I’ll echo Boyo, Shimmery and Nonesuch. Marlowe has much more moral complexity than Spade. A shopworn Gallahad in a time where gallantry has lost it’s currency. Chandler made much of the knight imagery (chess anyone?) and symbolism. I think even the ‘shopworn Gallahad’ phrase is Chandler’s. This is very difficult to show onscreen, and all you’re left with is noir cliche.
Down these mean streets a few good men must go. But no one did it with as much heart as Marlowe. It’s hard to film heart.
No Marlowe film has failed to disappoint me. Even the Bogart ones.
Bogart made more than one Marlowe film? What did I miss?
The Big Sleep is the best example of why Marlowe is impossible to film. The film is really three short, separate movies, paralleling the structure of the book, which was formed of rewritten novelettes.
The first movie is a brilliant, fast-moving reimagining of the private eye theme. Marlowe thinks fast, acts on his feet, has an intellect that he uses to stay ahead of his opponents. He doesn’t use a gun at all, IIRC.
The third movie Marlowe is a standard stumblebum. He drives into trouble without a plan, gets beaten, tied up, rescued by the girl, barely has a single smart line to say. Guns are everywhere.
They are two different movies with two different Marlowes, based faithfully on the same primary material. Which one is real? Both? Neither?
Nope, but you’re absolutely right, which is why it was so easy for me to conflate it into more than one film. Plus all the noir cliche made me think there were other Chandler novels that had been made into films, that I hadn’t seen. There haven’t been, but should have been. I’ve also read Chandler’s excellent screenplay for ‘Playback’, which makes it easy for me to think I’ve seen a film of it.
“I reject your reality, and substitute my own” - Jamie Heineman.
I’d hate to think that the name is now nothing but a pointer to the generic archetype, but I fear that the public imagination has whittled away the nuances that made him survive a lot of also-rans that were quite popular back in the day.
In a lot of ways, I like the fact that Eliot Gould’s big goofball version of the character at least accentuated the softer core of Marlowe that most versions would ignore. Marlowe cares about people, often when he would be the first to tell you they don’t deserve it, and does so for twenty-five dollars a day, plus expenses.

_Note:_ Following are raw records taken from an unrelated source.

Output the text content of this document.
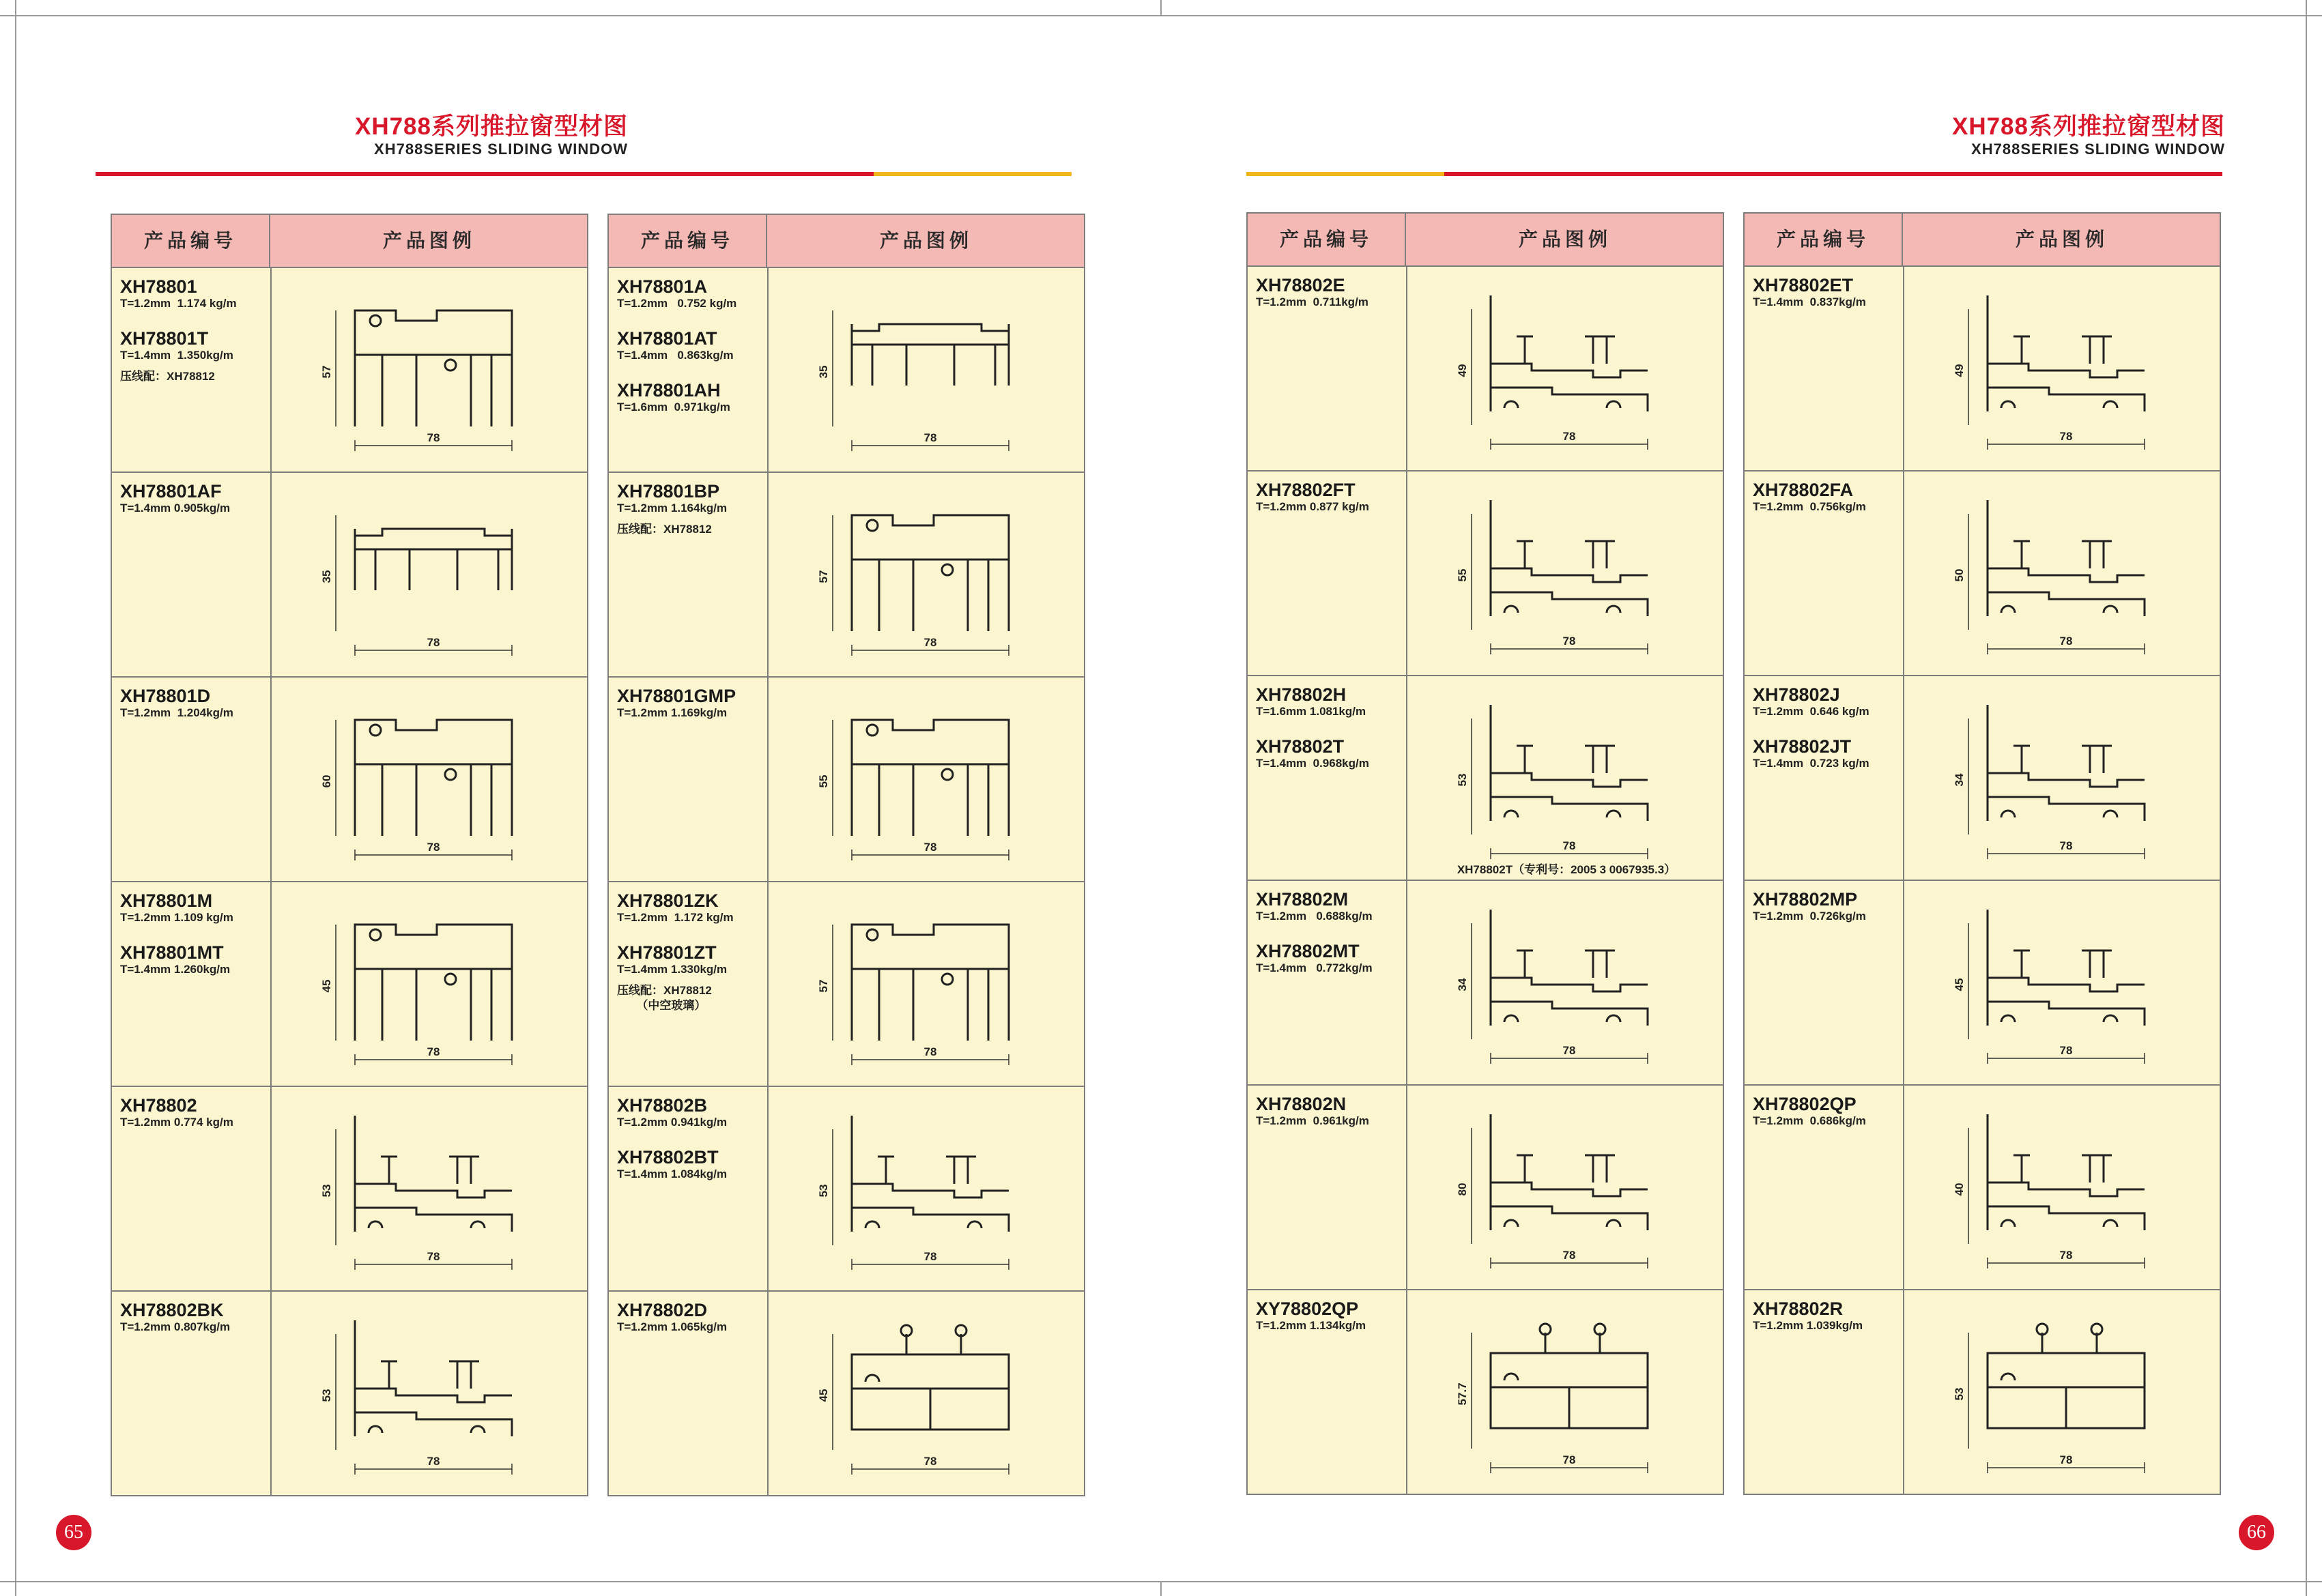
XH788系列推拉窗型材图
XH788SERIES SLIDING WINDOW
XH788系列推拉窗型材图
XH788SERIES SLIDING WINDOW
产品编号	产品图例
XH78801
T=1.2mm  1.174 kg/m
XH78801T
T=1.4mm  1.350kg/m
压线配：XH78812	57
78
XH78801AF
T=1.4mm 0.905kg/m
35
78
XH78801D
T=1.2mm  1.204kg/m
60
78
XH78801M
T=1.2mm 1.109 kg/m
XH78801MT
T=1.4mm 1.260kg/m
45
78
XH78802
T=1.2mm 0.774 kg/m
53
78
XH78802BK
T=1.2mm 0.807kg/m
53
78
产品编号	产品图例
XH78801A
T=1.2mm   0.752 kg/m
XH78801AT
T=1.4mm   0.863kg/m
XH78801AH
T=1.6mm  0.971kg/m
35
78
XH78801BP
T=1.2mm 1.164kg/m
压线配：XH78812
57
78
XH78801GMP
T=1.2mm 1.169kg/m
55
78
XH78801ZK
T=1.2mm  1.172 kg/m
XH78801ZT
T=1.4mm 1.330kg/m
压线配：XH78812
（中空玻璃）
57
78
XH78802B
T=1.2mm 0.941kg/m
XH78802BT
T=1.4mm 1.084kg/m
53
78
XH78802D
T=1.2mm 1.065kg/m
45
78
产品编号	产品图例
XH78802E
T=1.2mm  0.711kg/m
49
78
XH78802FT
T=1.2mm 0.877 kg/m
55
78
XH78802H
T=1.6mm 1.081kg/m
XH78802T
T=1.4mm  0.968kg/m
53
78
XH78802T（专利号：2005 3 0067935.3）
XH78802M
T=1.2mm   0.688kg/m
XH78802MT
T=1.4mm   0.772kg/m
34
78
XH78802N
T=1.2mm  0.961kg/m
80
78
XY78802QP
T=1.2mm 1.134kg/m
57.7
78
产品编号	产品图例
XH78802ET
T=1.4mm  0.837kg/m
49
78
XH78802FA
T=1.2mm  0.756kg/m
50
78
XH78802J
T=1.2mm  0.646 kg/m
XH78802JT
T=1.4mm  0.723 kg/m
34
78
XH78802MP
T=1.2mm  0.726kg/m
45
78
XH78802QP
T=1.2mm  0.686kg/m
40
78
XH78802R
T=1.2mm 1.039kg/m
53
78
65	66
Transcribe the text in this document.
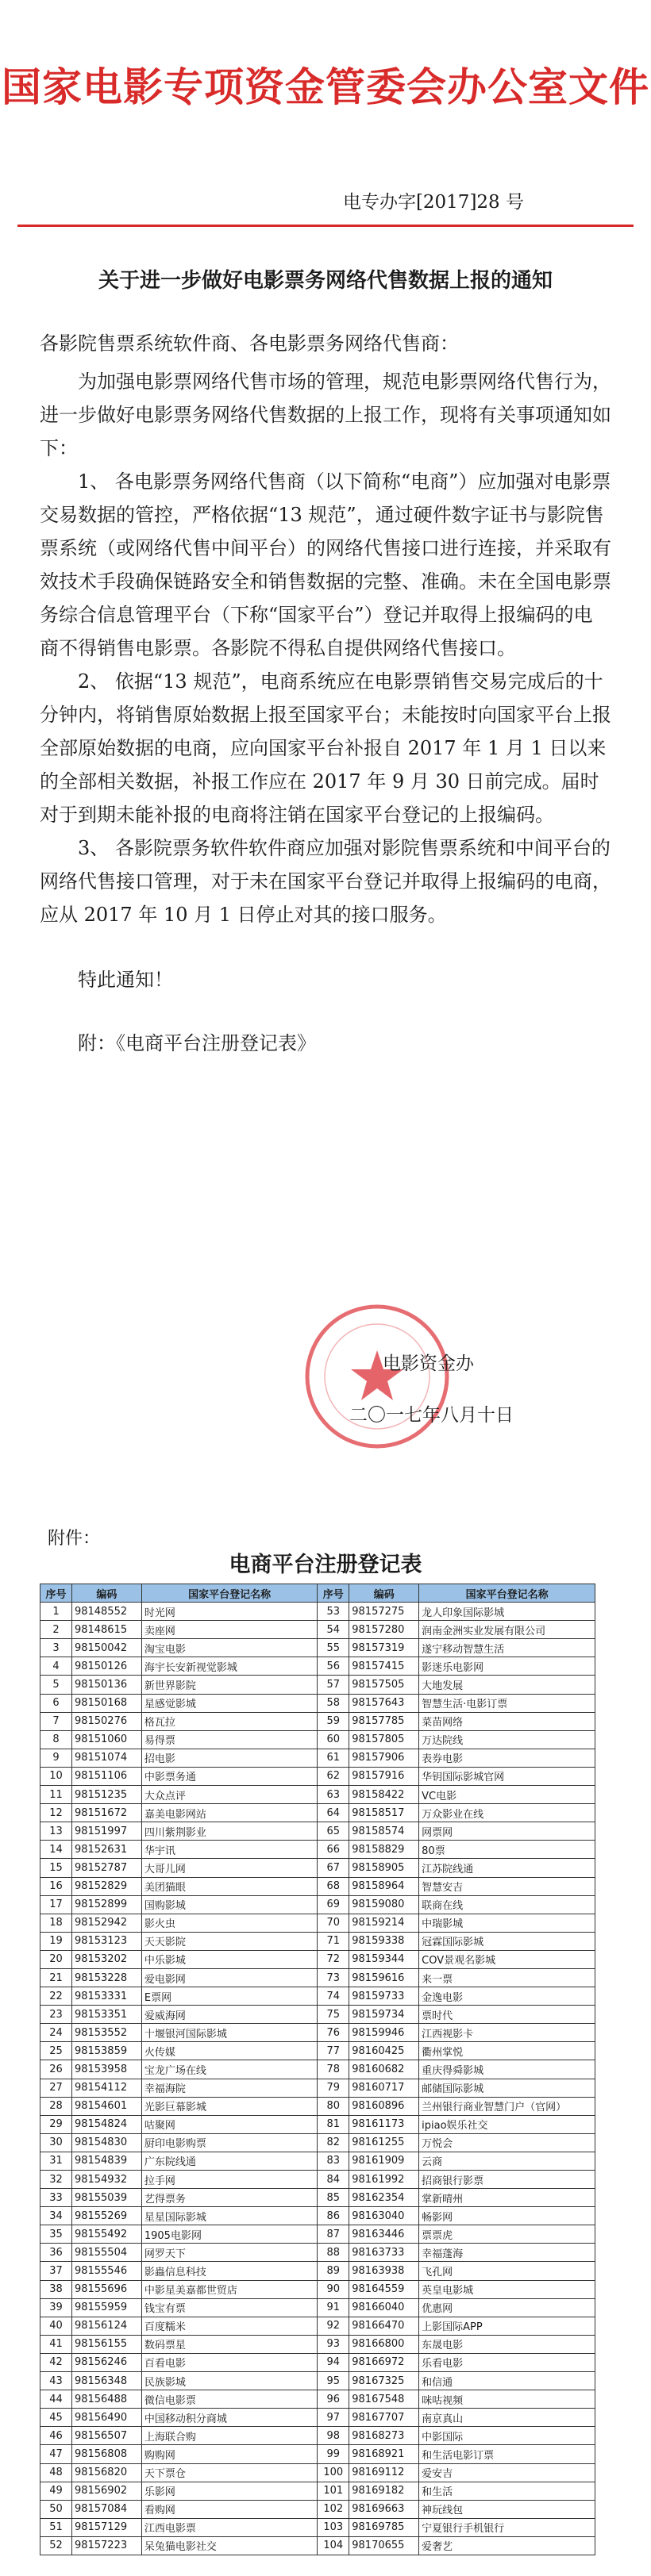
国家电影专项资金管委会办公室文件
电专办字[2017]28 号
关于进一步做好电影票务网络代售数据上报的通知
各影院售票系统软件商、各电影票务网络代售商：

为加强电影票网络代售市场的管理，规范电影票网络代售行为，进一步做好电影票务网络代售数据的上报工作，现将有关事项通知如下：

1、 各电影票务网络代售商（以下简称“电商”）应加强对电影票交易数据的管控，严格依据“13 规范”，通过硬件数字证书与影院售票系统（或网络代售中间平台）的网络代售接口进行连接，并采取有效技术手段确保链路安全和销售数据的完整、准确。未在全国电影票务综合信息管理平台（下称“国家平台”）登记并取得上报编码的电商不得销售电影票。各影院不得私自提供网络代售接口。

2、 依据“13 规范”，电商系统应在电影票销售交易完成后的十分钟内，将销售原始数据上报至国家平台；未能按时向国家平台上报全部原始数据的电商，应向国家平台补报自 2017 年 1 月 1 日以来的全部相关数据，补报工作应在 2017 年 9 月 30 日前完成。届时对于到期未能补报的电商将注销在国家平台登记的上报编码。

3、 各影院票务软件软件商应加强对影院售票系统和中间平台的网络代售接口管理，对于未在国家平台登记并取得上报编码的电商，应从 2017 年 10 月 1 日停止对其的接口服务。

特此通知！

附：《电商平台注册登记表》

电影资金办
二〇一七年八月十日
附件：
电商平台注册登记表
序号	编码	国家平台登记名称	序号	编码	国家平台登记名称
1	98148552	时光网	53	98157275	龙人印象国际影城
2	98148615	卖座网	54	98157280	润南金洲实业发展有限公司
3	98150042	淘宝电影	55	98157319	遂宁移动智慧生活
4	98150126	海宇长安新视觉影城	56	98157415	影迷乐电影网
5	98150136	新世界影院	57	98157505	大地发展
6	98150168	星感觉影城	58	98157643	智慧生活·电影订票
7	98150276	格瓦拉	59	98157785	菜苗网络
8	98151060	易得票	60	98157805	万达院线
9	98151074	招电影	61	98157906	表券电影
10	98151106	中影票务通	62	98157916	华钥国际影城官网
11	98151235	大众点评	63	98158422	VC电影
12	98151672	嘉美电影网站	64	98158517	万众影业在线
13	98151997	四川紫荆影业	65	98158574	网票网
14	98152631	华宇讯	66	98158829	80票
15	98152787	大哥儿网	67	98158905	江苏院线通
16	98152829	美团猫眼	68	98158964	智慧安吉
17	98152899	国购影城	69	98159080	联商在线
18	98152942	影火虫	70	98159214	中瑞影城
19	98153123	天天影院	71	98159338	冠霖国际影城
20	98153202	中乐影城	72	98159344	COV景观名影城
21	98153228	爱电影网	73	98159616	来一票
22	98153331	E票网	74	98159733	金逸电影
23	98153351	爱威海网	75	98159734	票时代
24	98153552	十堰银河国际影城	76	98159946	江西视影卡
25	98153859	火传媒	77	98160425	衢州掌悦
26	98153958	宝龙广场在线	78	98160682	重庆得舜影城
27	98154112	幸福海院	79	98160717	邮储国际影城
28	98154601	光影巨幕影城	80	98160896	兰州银行商业智慧门户（官网）
29	98154824	咕聚网	81	98161173	ipiao娱乐社交
30	98154830	厨印电影购票	82	98161255	万悦会
31	98154839	广东院线通	83	98161909	云商
32	98154932	拉手网	84	98161992	招商银行影票
33	98155039	艺得票务	85	98162354	掌新晴州
34	98155269	星星国际影城	86	98163040	畅影网
35	98155492	1905电影网	87	98163446	票票虎
36	98155504	网罗天下	88	98163733	幸福蓬海
37	98155546	影蟲信息科技	89	98163938	飞孔网
38	98155696	中影星美嘉都世贸店	90	98164559	英皇电影城
39	98155959	钱宝有票	91	98166040	优惠网
40	98156124	百度糯米	92	98166470	上影国际APP
41	98156155	数码票星	93	98166800	东晟电影
42	98156246	百看电影	94	98166972	乐看电影
43	98156348	民族影城	95	98167325	和信通
44	98156488	微信电影票	96	98167548	咪咕视频
45	98156490	中国移动积分商城	97	98167707	南京真山
46	98156507	上海联合购	98	98168273	中影国际
47	98156808	购购网	99	98168921	和生活电影订票
48	98156820	天下票仓	100	98169112	爱安吉
49	98156902	乐影网	101	98169182	和生活
50	98157084	看购网	102	98169663	神玩线包
51	98157129	江西电影票	103	98169785	宁夏银行手机银行
52	98157223	呆兔猫电影社交	104	98170655	爱奢艺
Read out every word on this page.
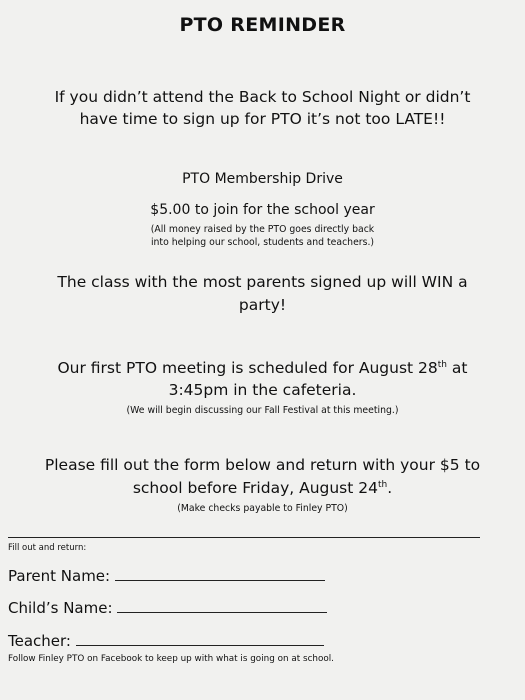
PTO REMINDER
If you didn’t attend the Back to School Night or didn’t
have time to sign up for PTO it’s not too LATE!!
PTO Membership Drive
$5.00 to join for the school year
(All money raised by the PTO goes directly back
into helping our school, students and teachers.)
The class with the most parents signed up will WIN a
party!
Our first PTO meeting is scheduled for August 28th at
3:45pm in the cafeteria.
(We will begin discussing our Fall Festival at this meeting.)
Please fill out the form below and return with your $5 to
school before Friday, August 24th.
(Make checks payable to Finley PTO)
Fill out and return:
Parent Name:
Child’s Name:
Teacher:
Follow Finley PTO on Facebook to keep up with what is going on at school.
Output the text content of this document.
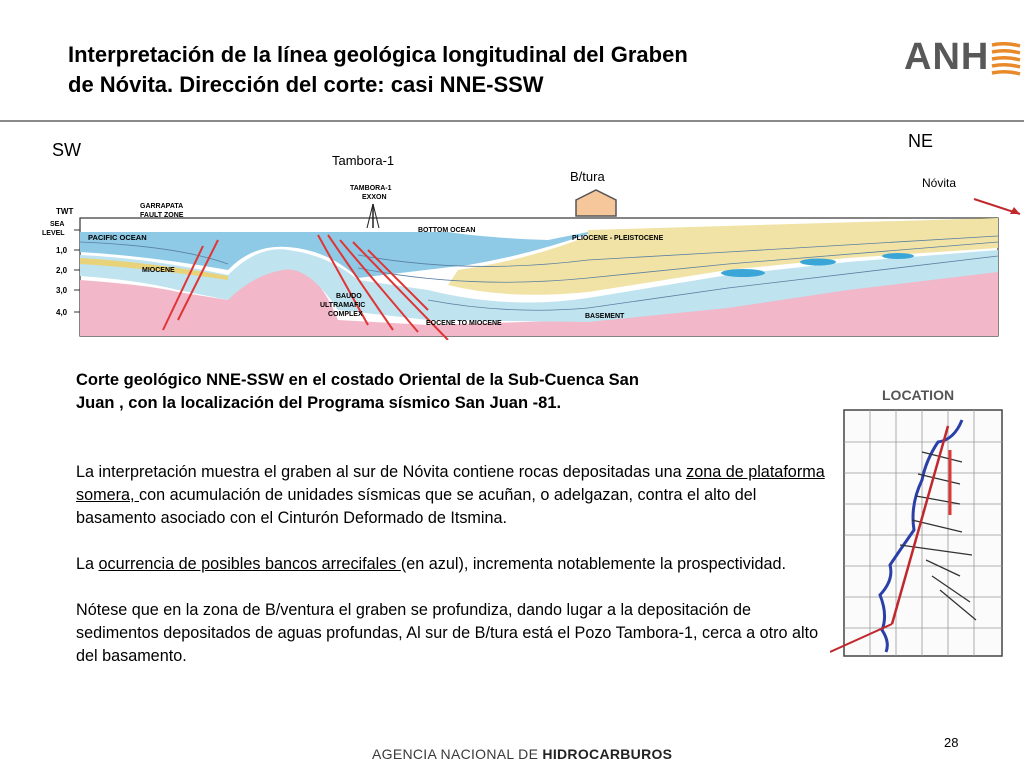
Interpretación de la línea geológica longitudinal del Graben
de Nóvita. Dirección del corte: casi NNE-SSW
ANH
SW	NE
Tambora-1
B/tura	Nóvita
TWT
SEA
LEVEL
1,0
2,0
3,0
4,0
TAMBORA-1
EXXON
GARRAPATA
FAULT ZONE
PACIFIC OCEAN
MIOCENE
BOTTOM OCEAN
PLIOCENE - PLEISTOCENE
BAUDO
ULTRAMAFIC
COMPLEX
EOCENE TO MIOCENE
BASEMENT
Corte geológico NNE-SSW en el costado Oriental de la Sub-Cuenca San
Juan , con la localización del Programa sísmico San Juan -81.

La interpretación muestra el graben al sur de Nóvita contiene rocas depositadas una zona de plataforma somera, con acumulación de unidades sísmicas que se acuñan, o adelgazan, contra el alto del basamento asociado con el Cinturón Deformado de Itsmina.

La ocurrencia de posibles bancos arrecifales (en azul), incrementa notablemente la prospectividad.

Nótese que en la zona de B/ventura el graben se profundiza, dando lugar a la depositación de sedimentos depositados de aguas profundas, Al sur de B/tura está el Pozo Tambora-1, cerca a otro alto del basamento.

LOCATION
28
AGENCIA NACIONAL DE HIDROCARBUROS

Red Wind is probably the most exemplary of the short stories about Marlowe’s softer side. It was originally a John Dalmas story, but I don’t tend to distinguish the pre-Marlowe dicks as all that importantly different. It’s more like different meditations on the same idea. Nowhere else is Marlowe’s humor more self-effacing, his vulnerability more on display, and his compassion more central to the unfolding story. The audiobook of this story, by the way, is where Eliot Gould’s ability to understate smouldering emotions really shines. Compared to the performances of Van Heflin and Gerald Mohr of this same material as radio plays, Gould seems to really get what’s going on with Marlowe. Of course, Gould seems to kind of phone in the audiobook of The Long Goodbye, but I kind of think Chandler did also. Feel free to disagree.
These days people are more likely to define masculinity as the inability to turn down sex. Marlowe embodies a somewhat old fashioned idea that it’s masculine to be in control of one’s sexual impulses, though his resolve pretty much fails when he nearly gives in to the seduction of his client’s wife in The Long Goodbye, only to be saved from himself by an interloper.